On March 5, 2024, the Company and Cantor Fitzgerald & Co. ("Cantor") entered into a fee modification agreement (the "Cantor Fee Modification Agreement"), pursuant to which, among other things, Cantor agreed to accept, in lieu of payment of deferred underwriting commissions in an aggregate amount of $8,700,000 in cash (the "Cantor Deferred Fee") at the closing of the Company's initial business combination, either, in the Company's sole discretion, (1) a certain number of shares of the publicly traded common equity securities of the resulting public entity following the Company's initial business combination (the "New Common Stock") equal to the greater of (a) 290,000 and (b) the quotient obtained by dividing (x) $2,900,000 by (y) the VWAP (as defined in the Cantor Fee Modification Agreement) of the New Common Stock over the three trading days immediately preceding the date of the initial filing of the re - sale registration statement on Form S - 1 or F - 1 (or any successor form, as applicable) to register the re - sale of such securities (the "Cantor Fee Shares"), or (2) a non - refundable cash fee of $2,900,000. The Company's obligations to pay the remaining portion of the deferred Cantor Deferred Fee that would otherwise be payable to Cantor in the amount of $5,800,000 was forfeited by Cantor.

Also on March 5, 2024, the Company and Roth Capital Partners LLC ("Roth") entered into a fee modification agreement (the "Roth Fee Modification Agreement" and, together with the Cantor Fee Modification Agreement, the "Fee Modification Agreements"), pursuant to which, among other things, Roth agreed to accept, in lieu of payment of an aggregate cash amount of $300,000 (the "Roth Fee") in cash at the closing of the Company's initial business combination, either, in the Company's sole discretion, (1) a certain

number of shares of New Common Stock equal to the greater of (a) 10,000 and (b) the quotient obtained by dividing (x) $100,000 by (y) the VWAP (as defined in the Roth Fee Modification Agreement) of the New Common Stock over the three trading days immediately preceding the date of the initial filing of the re - sale registration statement on Form S - 1 or F - 1 (or any successor form, as applicable) to register the re - sale of such securities (the "Roth Fee Shares"), or (2) a non - refundable cash fee of $100,000. The Company's obligations to pay the remaining portion of the Roth Fee that would otherwise be payable to Roth in the amount of $200,000 was forfeited by Roth.

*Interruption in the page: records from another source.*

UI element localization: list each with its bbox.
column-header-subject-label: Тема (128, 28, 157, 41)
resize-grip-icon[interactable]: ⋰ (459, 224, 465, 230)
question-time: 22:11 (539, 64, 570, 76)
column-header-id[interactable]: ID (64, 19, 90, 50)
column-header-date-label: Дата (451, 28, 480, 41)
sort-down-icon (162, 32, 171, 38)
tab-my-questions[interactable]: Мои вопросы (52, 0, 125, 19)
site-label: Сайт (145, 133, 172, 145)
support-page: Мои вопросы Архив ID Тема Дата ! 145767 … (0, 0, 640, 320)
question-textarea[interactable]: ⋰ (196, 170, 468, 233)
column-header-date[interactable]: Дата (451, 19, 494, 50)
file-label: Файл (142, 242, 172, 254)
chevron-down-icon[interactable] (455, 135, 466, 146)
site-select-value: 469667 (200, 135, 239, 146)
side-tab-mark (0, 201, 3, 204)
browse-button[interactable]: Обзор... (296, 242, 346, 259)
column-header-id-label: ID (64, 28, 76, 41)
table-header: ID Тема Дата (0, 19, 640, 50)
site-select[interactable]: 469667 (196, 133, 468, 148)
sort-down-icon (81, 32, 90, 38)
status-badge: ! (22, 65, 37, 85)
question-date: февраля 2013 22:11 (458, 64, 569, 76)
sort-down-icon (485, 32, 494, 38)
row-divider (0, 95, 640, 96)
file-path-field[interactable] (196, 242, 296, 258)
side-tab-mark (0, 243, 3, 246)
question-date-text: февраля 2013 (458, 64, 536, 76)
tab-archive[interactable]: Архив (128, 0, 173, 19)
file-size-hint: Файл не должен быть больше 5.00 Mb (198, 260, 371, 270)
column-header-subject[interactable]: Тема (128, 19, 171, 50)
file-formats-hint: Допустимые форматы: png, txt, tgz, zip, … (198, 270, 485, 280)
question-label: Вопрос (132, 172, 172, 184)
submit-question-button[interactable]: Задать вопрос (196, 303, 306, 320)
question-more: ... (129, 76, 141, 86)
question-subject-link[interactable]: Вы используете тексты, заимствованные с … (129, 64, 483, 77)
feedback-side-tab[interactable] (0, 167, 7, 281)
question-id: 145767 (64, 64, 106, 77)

In addition to the Company's obligation to deliver, at its election in lieu of the non - refundable cash fees described above, the Cantor Fee Shares to Cantor and the Roth Fee Shares to Roth, free and clear of specified restrictions, the terms of the Fee Modification Agreements also include registration rights obligations on the part of the Company, which include obligations to use its best efforts to file a resale registration statement covering the Cantor Fee Shares and the Roth Fee Shares and to maintain the effectiveness thereof while Cantor continues to hold any Cantor Fee Shares or Roth continues to hold any Roth Fee Shares, in each case in accordance with the terms of the applicable Fee Modification Agreement.